The registry contains for as the current version the following activation functions:

Function

Definition

Deriviative

Sigmoid

\(\sigma(z) = \displaystyle\frac{1}{1+e^{-z}}\)

\(\sigma'(z)= \sigma(z)\left(1-\sigma(z)\right)\)

ReLU

\(\mathrm{ReLU}(z) = \max(0, z) = \begin{cases} z \quad & z\geq 0\\ 0 \quad & z<0\end{cases}\)

\(\mathrm{ReLU}'(z) =\begin{cases} 1 \quad & z\geq 0 \\ 0 \quad & z<0\end{cases}\)

Linear

\(f(z)=z\)

\(f'(z)=1\)

Hyperbolic tangent

\(f(z) = \tanh(z)\)

\(f'(z)=1-\tanh^2(z)\)

Each function and its deriviative are then grouped in tuples of (activation_function, deriviative) and stored in a dictionnary named Activations where the keys are strings indicating the name of the function.

For example,

from basic_deep_learning import*
from basic_deep_learning import ActivationFunctionsRegistry as afr

sigmoid, sigmoid_prime = afr.Activations['sigmoid']

print(sigmoid(1))
print(sigmoid_prime(0))
0.7310585786300049
0.25

The keys for the activation functions are respectively 'sigmoid', 'ReLU', 'linear' and 'tanh'.

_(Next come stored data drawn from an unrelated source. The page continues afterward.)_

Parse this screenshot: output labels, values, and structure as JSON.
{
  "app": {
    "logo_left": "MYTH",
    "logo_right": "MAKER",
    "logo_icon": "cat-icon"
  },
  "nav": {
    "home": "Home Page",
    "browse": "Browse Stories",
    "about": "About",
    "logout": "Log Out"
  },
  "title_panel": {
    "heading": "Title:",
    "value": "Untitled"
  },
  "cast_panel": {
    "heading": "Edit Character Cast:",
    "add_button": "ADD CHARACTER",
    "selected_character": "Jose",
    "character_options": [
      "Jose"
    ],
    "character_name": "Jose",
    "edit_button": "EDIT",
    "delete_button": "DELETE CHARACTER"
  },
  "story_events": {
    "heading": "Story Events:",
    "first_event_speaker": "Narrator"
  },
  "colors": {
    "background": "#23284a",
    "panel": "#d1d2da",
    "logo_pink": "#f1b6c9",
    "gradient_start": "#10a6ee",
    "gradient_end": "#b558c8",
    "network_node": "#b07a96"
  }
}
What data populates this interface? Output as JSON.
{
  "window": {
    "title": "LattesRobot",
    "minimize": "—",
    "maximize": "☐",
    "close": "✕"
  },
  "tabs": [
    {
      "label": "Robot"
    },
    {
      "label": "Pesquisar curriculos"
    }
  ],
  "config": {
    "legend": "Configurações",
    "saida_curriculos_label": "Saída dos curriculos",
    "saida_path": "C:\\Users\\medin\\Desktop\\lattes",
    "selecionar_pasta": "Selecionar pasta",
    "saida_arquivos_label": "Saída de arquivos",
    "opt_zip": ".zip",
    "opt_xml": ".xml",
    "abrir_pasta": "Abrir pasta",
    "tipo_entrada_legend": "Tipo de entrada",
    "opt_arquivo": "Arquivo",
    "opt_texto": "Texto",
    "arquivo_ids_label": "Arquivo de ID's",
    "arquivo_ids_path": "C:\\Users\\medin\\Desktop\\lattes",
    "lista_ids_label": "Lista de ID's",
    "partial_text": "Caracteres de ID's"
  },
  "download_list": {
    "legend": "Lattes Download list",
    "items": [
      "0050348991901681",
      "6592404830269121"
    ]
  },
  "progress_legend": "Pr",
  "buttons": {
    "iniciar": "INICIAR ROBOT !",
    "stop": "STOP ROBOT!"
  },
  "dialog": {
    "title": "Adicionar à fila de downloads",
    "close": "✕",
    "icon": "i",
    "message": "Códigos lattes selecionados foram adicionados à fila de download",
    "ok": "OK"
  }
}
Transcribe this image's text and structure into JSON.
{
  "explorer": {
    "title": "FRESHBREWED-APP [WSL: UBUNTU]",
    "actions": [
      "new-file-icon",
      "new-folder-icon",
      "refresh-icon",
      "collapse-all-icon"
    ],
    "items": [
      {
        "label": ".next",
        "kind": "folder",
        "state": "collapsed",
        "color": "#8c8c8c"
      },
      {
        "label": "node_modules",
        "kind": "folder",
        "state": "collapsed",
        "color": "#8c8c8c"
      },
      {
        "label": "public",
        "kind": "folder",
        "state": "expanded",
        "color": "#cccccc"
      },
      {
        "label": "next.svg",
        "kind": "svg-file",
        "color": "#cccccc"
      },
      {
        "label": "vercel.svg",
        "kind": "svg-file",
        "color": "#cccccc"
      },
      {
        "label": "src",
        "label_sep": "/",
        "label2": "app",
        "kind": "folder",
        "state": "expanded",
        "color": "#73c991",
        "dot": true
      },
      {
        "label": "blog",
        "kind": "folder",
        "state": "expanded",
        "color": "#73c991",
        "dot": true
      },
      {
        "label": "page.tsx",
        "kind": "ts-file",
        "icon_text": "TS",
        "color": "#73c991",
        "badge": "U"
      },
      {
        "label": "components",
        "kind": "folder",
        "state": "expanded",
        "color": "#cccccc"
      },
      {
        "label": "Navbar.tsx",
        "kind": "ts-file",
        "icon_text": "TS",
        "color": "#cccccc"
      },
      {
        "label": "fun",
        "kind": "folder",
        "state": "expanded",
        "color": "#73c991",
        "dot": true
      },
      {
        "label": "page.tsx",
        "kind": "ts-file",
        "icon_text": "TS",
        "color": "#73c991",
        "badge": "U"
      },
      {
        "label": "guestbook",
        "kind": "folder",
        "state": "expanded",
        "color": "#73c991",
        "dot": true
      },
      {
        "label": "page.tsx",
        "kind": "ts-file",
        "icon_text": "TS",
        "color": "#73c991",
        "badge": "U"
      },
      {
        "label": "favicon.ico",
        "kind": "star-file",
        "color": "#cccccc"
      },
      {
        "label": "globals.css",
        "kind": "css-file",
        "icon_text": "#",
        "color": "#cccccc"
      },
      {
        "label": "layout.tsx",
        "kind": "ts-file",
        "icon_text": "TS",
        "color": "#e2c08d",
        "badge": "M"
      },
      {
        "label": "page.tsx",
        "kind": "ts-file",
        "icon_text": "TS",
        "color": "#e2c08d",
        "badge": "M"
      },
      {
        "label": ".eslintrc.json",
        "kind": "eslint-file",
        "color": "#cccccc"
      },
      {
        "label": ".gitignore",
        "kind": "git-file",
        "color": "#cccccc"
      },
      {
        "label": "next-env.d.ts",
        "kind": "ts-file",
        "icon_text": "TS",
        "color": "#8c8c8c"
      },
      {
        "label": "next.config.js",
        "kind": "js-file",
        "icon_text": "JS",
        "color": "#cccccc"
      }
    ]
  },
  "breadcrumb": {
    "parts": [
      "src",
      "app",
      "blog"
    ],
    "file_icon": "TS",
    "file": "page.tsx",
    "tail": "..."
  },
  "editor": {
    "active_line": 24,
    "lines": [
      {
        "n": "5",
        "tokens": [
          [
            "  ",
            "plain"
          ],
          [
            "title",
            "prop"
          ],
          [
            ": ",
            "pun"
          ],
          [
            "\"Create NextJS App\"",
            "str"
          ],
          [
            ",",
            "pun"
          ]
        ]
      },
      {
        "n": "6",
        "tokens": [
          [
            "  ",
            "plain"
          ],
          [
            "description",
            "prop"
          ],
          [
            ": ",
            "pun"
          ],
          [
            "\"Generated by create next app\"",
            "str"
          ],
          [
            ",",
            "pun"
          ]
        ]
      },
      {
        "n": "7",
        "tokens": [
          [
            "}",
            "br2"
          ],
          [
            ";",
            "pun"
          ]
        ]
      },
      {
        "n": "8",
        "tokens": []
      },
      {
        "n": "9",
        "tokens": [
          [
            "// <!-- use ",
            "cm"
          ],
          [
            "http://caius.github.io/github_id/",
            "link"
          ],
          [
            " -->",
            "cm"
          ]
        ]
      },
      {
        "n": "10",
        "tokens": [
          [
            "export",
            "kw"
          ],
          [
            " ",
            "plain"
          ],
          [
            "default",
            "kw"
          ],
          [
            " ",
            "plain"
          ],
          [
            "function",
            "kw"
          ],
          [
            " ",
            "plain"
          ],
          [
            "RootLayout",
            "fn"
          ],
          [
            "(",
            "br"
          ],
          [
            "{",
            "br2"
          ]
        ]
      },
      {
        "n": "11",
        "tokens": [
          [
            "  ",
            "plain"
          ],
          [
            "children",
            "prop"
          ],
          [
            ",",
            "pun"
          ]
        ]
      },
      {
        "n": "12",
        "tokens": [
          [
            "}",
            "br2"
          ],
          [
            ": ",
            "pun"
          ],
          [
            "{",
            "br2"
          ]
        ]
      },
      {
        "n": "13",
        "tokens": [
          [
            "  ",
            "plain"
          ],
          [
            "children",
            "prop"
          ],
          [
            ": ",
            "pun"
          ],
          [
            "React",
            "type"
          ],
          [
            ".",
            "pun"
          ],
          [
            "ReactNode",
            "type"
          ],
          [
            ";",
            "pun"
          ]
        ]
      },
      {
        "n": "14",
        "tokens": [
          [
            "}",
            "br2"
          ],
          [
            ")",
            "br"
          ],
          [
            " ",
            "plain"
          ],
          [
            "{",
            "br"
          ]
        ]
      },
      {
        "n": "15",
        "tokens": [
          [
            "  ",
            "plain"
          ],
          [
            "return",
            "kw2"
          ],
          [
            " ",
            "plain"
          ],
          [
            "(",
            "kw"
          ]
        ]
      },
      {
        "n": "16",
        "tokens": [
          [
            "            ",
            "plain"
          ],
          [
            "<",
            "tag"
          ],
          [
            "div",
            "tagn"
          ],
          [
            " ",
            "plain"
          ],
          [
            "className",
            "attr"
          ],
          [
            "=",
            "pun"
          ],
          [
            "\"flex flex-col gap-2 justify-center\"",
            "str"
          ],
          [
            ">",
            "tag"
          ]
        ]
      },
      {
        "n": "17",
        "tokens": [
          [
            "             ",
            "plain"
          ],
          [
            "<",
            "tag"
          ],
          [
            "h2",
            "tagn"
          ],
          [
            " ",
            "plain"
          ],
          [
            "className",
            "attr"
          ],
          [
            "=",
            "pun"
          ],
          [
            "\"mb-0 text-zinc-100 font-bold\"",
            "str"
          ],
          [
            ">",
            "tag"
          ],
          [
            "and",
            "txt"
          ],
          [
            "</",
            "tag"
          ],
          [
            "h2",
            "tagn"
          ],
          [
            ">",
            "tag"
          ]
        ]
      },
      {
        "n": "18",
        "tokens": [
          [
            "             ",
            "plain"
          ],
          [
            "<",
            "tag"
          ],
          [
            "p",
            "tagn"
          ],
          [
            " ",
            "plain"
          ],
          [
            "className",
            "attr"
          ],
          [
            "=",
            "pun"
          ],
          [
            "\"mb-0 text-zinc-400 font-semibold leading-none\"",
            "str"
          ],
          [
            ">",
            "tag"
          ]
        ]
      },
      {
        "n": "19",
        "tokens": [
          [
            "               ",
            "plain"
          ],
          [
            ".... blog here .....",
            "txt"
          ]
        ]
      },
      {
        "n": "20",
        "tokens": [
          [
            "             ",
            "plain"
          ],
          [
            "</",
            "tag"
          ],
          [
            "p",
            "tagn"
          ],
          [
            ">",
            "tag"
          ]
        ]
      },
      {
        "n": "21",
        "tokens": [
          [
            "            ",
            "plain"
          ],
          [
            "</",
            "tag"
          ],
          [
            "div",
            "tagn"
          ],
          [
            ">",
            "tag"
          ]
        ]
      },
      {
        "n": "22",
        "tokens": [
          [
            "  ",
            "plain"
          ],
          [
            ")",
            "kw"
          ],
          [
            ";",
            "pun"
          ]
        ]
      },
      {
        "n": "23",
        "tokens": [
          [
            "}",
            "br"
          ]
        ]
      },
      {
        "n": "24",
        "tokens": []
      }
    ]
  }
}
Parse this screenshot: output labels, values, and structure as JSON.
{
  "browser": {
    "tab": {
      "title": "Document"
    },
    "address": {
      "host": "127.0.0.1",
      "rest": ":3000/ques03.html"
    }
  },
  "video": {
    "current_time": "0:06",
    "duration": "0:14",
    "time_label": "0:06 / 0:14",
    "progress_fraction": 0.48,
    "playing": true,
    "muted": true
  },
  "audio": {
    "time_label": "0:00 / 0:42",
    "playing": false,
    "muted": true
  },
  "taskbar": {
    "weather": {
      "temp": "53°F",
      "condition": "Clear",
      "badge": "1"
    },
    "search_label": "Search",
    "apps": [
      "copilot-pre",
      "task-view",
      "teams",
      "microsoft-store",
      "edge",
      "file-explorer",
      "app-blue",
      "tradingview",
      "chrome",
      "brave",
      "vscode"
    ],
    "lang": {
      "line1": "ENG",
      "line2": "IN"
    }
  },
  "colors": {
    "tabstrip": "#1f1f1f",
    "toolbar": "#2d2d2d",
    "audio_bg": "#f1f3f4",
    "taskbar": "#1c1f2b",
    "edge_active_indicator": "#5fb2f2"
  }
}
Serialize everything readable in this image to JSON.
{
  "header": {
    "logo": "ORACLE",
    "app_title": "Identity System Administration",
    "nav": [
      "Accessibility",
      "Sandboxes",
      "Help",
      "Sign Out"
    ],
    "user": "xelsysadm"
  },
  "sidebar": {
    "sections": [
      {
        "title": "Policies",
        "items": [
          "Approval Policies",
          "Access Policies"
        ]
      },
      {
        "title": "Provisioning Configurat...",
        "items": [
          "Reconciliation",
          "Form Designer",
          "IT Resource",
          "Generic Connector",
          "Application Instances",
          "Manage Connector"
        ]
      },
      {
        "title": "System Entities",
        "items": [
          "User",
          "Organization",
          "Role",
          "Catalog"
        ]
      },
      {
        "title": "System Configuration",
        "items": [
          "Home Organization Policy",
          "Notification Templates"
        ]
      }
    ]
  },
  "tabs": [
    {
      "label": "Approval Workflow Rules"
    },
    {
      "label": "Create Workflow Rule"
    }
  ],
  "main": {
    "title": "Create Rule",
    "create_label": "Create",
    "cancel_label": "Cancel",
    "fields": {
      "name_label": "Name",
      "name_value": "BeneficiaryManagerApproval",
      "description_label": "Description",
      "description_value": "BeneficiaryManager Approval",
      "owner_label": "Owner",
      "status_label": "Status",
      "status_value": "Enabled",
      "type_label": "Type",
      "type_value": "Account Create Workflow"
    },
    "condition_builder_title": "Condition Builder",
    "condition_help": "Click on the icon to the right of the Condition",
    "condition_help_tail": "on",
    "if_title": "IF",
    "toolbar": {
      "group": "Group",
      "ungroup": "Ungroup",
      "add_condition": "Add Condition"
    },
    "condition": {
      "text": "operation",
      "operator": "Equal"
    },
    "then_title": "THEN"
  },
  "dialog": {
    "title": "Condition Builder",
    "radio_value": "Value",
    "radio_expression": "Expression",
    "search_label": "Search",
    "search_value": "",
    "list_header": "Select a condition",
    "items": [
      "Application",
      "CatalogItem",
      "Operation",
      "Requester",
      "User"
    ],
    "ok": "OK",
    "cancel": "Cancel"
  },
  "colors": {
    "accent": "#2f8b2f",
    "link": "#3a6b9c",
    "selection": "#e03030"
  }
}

These activation functions can take as parameters integers, floatiing-point values, lists and even Matrix instances; the return type is the same as the input where it is computed component-wise for higher order data structures.

from basic_deep_learning import*
from basic_deep_learning import ActivationFunctionsRegistry as afr

tanh = afr.Activations['tanh'][0]

z = 2
v = [-1, 0, 1]
M = Matrix([[1, 2, 3],[0, 1, -2]])

print(tanh(z))
print(tanh(v))
print(tanh(M))
0.9640275800758169
[-0.7615941559557649, 0.0, 0.7615941559557649]
matrix([
        [0.7615941559557649, 0.9640275800758169, 0.9950547536867305],
        [0.0, 0.7615941559557649, -0.9640275800758169]
])

The registry contains as well the softmax function that turns a column vector into a probability distribution. More formally, if \(X = \begin{pmatrix}x_1\\x_2\\ \vdots\\x_n\end{pmatrix}\) is a column matrix, then \(\mathrm{softmax}(X) = \begin{pmatrix} y_1\\ y_2 \\ \vdots \\ y_n\end{pmatrix}\) where

\[\forall i \in [1, n], \quad y_i = \displaystyle\frac{e^{x_i}}{\displaystyle\sum_{k=1}^n e^{x_k}}\]

For example,

from basic_deep_learning import*
from basic_deep_learning import ActivationFunctionsRegistry as afr

M = Matrix([[-5],[4],[2.3],[-2],[3],[4],[7]])

print(afr.softmax(M))
matrix([
        [5.451275599280189e-06],
        [0.04417214369331117],
        [0.00806952287485786],
        [0.00010949179732781423],
        [0.01625002353723996],
        [0.04417214369331117],
        [0.8872212231283527]
])

If the matrix passed is not a column vector ie its format can not be written as (n,1), a TypeError is raised.